As for the liquidated damages claim, the court ruled that the sum stated in the MOA (US$40m) was an unenforceable penalty, and referred to Talal El Makdessi v Cavendish Square Holdings BV and another  EWCA Civ 1539. The applicable principles for determining whether a liquidated damages clause will be unenforceable as a penalty were discussed in El Makdessi and the case demonstrates a recent shift in the approach of the courts. Traditionally, a primary consideration was whether the liquidated damages were “extravagant and unconscionable” in comparison with the greatest conceivable loss such that the effect was one of deterrence of breach (Dunlop Pneumatic Tyre Co Ltd v New Garage & Motor Co Ltd  UKHL 1). El Makdessi concerned a Share Purchase Agreement which provided for liquidated damages on the seller’s breach. Whilst the court ruled that the particular provision had been agreed by commercial equals on a level playing field, and that the damages were extravagant, unreasonable, lacked commercial justification and fell into the category of deterrence, such that they were unenforceable, the court suggested that the term “unconscionable” might nowadays be more appropriately applied to a clause which provides for extravagant payment without commercial justification.
Whilst the court in Unaoil found that the liquidated damages may have represented a genuine pre-estimate of the loss when the MOA was signed, it held that where a contract has been amended in a material respect, the relevant date was the date at which the MOA was amended. This approach appears logical, considering that there could be numerous potential changes to a contract which could render an earlier liquidated damages sum no longer commercially justified.

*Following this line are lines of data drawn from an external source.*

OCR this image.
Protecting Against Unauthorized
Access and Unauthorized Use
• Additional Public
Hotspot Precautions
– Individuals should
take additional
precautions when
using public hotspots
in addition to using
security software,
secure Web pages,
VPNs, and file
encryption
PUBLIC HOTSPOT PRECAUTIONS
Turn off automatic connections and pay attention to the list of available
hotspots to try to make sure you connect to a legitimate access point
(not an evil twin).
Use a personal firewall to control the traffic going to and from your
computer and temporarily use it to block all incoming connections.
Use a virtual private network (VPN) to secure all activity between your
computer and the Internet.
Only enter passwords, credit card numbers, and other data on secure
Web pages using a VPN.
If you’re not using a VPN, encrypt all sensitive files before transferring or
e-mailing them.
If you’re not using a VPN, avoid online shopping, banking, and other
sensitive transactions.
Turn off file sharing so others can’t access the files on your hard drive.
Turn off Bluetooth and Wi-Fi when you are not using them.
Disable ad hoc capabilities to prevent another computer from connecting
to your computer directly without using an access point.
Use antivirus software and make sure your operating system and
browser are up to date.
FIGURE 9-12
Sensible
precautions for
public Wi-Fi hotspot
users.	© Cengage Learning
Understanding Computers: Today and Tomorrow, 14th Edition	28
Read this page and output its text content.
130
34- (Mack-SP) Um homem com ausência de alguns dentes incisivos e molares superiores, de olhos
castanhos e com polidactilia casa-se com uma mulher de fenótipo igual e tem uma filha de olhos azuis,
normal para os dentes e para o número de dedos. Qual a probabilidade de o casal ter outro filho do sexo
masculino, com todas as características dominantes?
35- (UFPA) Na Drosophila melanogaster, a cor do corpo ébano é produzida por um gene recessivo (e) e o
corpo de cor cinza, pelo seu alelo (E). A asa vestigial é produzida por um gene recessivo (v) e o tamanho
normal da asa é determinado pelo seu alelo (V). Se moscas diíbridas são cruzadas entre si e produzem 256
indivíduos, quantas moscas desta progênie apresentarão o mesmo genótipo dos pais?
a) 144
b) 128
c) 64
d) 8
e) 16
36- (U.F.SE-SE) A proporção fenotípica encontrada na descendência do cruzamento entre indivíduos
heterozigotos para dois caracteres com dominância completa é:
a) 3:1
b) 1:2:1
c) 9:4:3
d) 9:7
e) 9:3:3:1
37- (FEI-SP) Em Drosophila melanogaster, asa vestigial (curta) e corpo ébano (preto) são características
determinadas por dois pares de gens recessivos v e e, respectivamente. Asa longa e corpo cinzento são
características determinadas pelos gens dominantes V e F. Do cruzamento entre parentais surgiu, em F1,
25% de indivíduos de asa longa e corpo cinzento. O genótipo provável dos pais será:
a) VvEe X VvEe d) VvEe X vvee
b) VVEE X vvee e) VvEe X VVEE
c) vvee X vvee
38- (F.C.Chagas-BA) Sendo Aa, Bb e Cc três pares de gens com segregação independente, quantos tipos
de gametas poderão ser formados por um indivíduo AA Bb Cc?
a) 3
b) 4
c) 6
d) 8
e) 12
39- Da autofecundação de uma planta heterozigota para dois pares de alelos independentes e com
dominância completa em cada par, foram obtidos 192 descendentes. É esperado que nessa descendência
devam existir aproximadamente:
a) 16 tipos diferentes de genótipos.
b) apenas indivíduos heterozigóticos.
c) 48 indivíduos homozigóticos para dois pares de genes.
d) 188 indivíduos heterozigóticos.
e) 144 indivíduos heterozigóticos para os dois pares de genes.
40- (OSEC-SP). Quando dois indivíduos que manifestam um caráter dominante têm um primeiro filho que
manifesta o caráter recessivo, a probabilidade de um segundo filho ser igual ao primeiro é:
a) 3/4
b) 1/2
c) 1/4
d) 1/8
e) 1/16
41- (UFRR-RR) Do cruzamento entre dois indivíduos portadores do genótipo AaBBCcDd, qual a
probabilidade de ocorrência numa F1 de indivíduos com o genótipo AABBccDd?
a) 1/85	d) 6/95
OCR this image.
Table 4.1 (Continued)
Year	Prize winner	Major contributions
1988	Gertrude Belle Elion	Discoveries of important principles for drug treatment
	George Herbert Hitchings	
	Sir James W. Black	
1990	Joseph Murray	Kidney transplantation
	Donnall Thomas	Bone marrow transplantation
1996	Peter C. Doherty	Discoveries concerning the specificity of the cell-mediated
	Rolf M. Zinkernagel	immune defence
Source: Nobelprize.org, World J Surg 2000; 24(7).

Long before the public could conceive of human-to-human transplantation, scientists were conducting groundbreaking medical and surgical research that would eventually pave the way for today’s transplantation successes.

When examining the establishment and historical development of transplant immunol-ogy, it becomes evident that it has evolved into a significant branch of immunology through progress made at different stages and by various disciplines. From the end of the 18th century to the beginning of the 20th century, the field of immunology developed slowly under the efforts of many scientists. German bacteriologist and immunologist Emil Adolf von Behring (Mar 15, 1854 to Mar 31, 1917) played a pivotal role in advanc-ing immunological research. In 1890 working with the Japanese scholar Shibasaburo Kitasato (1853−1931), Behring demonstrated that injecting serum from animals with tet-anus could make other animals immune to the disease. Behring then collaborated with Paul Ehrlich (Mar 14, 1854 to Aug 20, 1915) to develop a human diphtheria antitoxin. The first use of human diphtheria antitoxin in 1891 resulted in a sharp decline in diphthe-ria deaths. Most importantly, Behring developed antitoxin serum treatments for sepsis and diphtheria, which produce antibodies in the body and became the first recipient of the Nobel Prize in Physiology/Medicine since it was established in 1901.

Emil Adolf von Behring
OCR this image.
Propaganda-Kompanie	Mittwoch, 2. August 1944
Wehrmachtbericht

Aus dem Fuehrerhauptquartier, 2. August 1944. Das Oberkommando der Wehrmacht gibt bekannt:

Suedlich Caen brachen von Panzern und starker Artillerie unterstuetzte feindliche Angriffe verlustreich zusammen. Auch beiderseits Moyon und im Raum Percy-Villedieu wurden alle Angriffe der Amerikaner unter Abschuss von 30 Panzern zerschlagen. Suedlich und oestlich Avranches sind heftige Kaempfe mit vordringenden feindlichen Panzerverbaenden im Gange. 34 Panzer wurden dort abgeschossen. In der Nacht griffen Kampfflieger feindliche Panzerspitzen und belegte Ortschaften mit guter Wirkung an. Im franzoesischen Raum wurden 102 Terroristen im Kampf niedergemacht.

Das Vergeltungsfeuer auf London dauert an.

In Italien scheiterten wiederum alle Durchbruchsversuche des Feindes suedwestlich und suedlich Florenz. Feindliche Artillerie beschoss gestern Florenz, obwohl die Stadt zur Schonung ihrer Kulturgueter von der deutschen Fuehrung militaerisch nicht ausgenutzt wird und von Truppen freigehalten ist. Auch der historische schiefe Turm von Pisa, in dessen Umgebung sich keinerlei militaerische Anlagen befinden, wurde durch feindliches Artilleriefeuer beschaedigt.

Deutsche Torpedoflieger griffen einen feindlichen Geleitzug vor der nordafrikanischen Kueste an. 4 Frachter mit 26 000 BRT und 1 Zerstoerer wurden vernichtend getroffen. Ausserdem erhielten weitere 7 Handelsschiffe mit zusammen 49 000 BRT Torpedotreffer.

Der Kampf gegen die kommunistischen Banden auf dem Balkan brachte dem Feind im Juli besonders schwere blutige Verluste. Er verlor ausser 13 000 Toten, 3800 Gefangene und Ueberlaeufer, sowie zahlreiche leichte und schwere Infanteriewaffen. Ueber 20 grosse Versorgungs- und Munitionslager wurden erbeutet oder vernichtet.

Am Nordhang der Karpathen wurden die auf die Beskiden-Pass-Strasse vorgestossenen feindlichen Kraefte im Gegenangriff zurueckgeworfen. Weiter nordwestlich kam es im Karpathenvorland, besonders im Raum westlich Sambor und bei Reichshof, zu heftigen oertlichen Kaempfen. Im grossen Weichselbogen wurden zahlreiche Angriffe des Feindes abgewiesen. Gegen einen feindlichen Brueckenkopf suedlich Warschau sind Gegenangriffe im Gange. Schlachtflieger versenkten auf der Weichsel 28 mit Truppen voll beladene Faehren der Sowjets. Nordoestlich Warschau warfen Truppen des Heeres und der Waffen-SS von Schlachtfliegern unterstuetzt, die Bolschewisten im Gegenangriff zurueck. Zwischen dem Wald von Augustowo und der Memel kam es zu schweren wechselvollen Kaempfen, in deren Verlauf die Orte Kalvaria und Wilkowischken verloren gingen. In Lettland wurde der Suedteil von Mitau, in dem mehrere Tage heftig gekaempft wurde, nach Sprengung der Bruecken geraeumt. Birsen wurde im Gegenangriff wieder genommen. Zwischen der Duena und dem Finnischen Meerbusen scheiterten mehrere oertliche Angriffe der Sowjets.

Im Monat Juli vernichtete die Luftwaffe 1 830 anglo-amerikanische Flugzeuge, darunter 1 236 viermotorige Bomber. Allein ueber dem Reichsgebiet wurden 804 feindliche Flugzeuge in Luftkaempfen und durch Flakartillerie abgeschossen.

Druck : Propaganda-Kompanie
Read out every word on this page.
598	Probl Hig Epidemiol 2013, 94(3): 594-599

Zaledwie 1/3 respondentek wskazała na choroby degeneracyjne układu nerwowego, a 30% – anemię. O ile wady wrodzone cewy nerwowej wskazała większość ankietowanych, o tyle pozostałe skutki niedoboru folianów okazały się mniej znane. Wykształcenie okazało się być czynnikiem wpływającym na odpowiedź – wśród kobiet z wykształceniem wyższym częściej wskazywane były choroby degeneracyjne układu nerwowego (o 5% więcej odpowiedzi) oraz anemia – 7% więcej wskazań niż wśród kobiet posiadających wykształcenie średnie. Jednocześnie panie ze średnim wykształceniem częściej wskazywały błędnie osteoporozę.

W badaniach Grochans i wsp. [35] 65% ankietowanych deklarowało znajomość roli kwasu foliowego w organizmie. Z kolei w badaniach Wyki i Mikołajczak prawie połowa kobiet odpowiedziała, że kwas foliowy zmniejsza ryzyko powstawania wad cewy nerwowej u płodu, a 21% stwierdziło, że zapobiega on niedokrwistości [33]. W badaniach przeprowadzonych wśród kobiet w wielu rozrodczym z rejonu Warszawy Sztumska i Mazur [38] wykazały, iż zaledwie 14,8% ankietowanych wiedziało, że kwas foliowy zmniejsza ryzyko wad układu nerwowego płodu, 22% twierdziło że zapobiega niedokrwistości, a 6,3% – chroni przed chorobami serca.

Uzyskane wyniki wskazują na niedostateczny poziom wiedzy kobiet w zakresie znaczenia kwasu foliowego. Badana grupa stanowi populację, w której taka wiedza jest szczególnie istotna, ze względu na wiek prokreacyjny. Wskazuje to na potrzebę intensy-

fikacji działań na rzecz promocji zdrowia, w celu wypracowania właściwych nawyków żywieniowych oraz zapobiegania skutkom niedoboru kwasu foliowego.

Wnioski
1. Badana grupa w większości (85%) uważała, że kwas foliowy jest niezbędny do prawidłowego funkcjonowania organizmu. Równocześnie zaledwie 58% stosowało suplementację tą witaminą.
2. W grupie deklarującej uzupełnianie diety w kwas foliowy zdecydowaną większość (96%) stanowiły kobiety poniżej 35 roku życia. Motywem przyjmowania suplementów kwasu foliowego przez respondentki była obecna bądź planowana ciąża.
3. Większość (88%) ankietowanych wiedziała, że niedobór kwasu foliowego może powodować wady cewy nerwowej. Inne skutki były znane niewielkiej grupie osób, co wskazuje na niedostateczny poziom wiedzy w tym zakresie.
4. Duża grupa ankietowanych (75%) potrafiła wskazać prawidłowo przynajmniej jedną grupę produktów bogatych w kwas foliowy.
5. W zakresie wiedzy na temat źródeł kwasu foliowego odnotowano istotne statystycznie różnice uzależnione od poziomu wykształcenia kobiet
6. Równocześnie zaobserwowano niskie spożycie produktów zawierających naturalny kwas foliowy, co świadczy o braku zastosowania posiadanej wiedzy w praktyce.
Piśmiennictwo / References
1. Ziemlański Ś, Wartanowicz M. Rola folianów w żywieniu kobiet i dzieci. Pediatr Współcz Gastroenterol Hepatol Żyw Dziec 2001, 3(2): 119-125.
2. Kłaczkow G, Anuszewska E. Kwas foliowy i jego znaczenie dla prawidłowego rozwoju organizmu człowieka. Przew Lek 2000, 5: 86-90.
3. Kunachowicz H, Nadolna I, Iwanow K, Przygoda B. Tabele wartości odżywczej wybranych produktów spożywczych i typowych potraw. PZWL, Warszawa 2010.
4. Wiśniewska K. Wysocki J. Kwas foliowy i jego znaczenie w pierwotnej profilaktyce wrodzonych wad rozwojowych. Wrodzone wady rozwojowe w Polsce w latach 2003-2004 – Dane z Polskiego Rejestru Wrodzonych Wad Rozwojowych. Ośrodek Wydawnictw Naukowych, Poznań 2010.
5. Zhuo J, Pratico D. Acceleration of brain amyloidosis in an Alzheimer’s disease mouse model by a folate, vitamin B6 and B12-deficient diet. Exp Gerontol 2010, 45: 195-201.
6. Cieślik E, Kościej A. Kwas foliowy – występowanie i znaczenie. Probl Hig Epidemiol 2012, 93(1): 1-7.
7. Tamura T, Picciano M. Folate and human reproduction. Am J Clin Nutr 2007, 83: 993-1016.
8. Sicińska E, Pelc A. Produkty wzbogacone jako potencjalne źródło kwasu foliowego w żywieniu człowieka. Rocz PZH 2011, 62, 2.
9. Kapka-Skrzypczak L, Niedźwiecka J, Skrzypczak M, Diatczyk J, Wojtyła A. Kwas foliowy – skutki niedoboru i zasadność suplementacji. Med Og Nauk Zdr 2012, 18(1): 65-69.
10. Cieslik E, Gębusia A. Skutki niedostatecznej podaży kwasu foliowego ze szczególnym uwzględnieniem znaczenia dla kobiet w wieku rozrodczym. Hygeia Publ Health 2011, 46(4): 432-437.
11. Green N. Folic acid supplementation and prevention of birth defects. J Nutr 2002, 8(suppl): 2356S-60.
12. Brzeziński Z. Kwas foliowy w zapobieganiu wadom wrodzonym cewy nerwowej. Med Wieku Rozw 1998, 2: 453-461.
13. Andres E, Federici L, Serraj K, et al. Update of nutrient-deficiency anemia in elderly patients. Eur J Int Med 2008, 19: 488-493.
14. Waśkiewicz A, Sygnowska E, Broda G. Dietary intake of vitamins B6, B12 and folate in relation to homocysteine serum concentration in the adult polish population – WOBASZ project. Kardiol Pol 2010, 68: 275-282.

The court considered that, following the reduction of the contract price from US$75m to US$55m, the original liquidated damages amount of US$40m could no longer be seen as commercially justified. In its view and in the absence of clarity as to why the liquidated damages clause was not considered at the same time as the amendments, it was highly unlikely that both parties would have agreed to the original liquidated damages in the context of the amendments.
What does this mean for contractors?
The situation of Unaoil is quite different from usual examples of liquidated damages, as the clause in question was intended to compensate the subcontractor for the contractor’s breach, whereas the more common use is to compensate an employer company for a contractor’s delay.
This case however highlights the importance of checking whether amendments to a contract impact on other provisions and particularly whether an existing liquidated damages sum may fall into the category of a penalty. If the liquidated damages sum is not amended, and absent commercial justification for the sums identified, a court may be inclined to hold the provision unenforceable as a penalty. This is especially relevant in engineering contracts which may undergo significant changes throughout the duration of the contract, whether increasing or decreasing the price of the contract and/or the scope of work to be performed.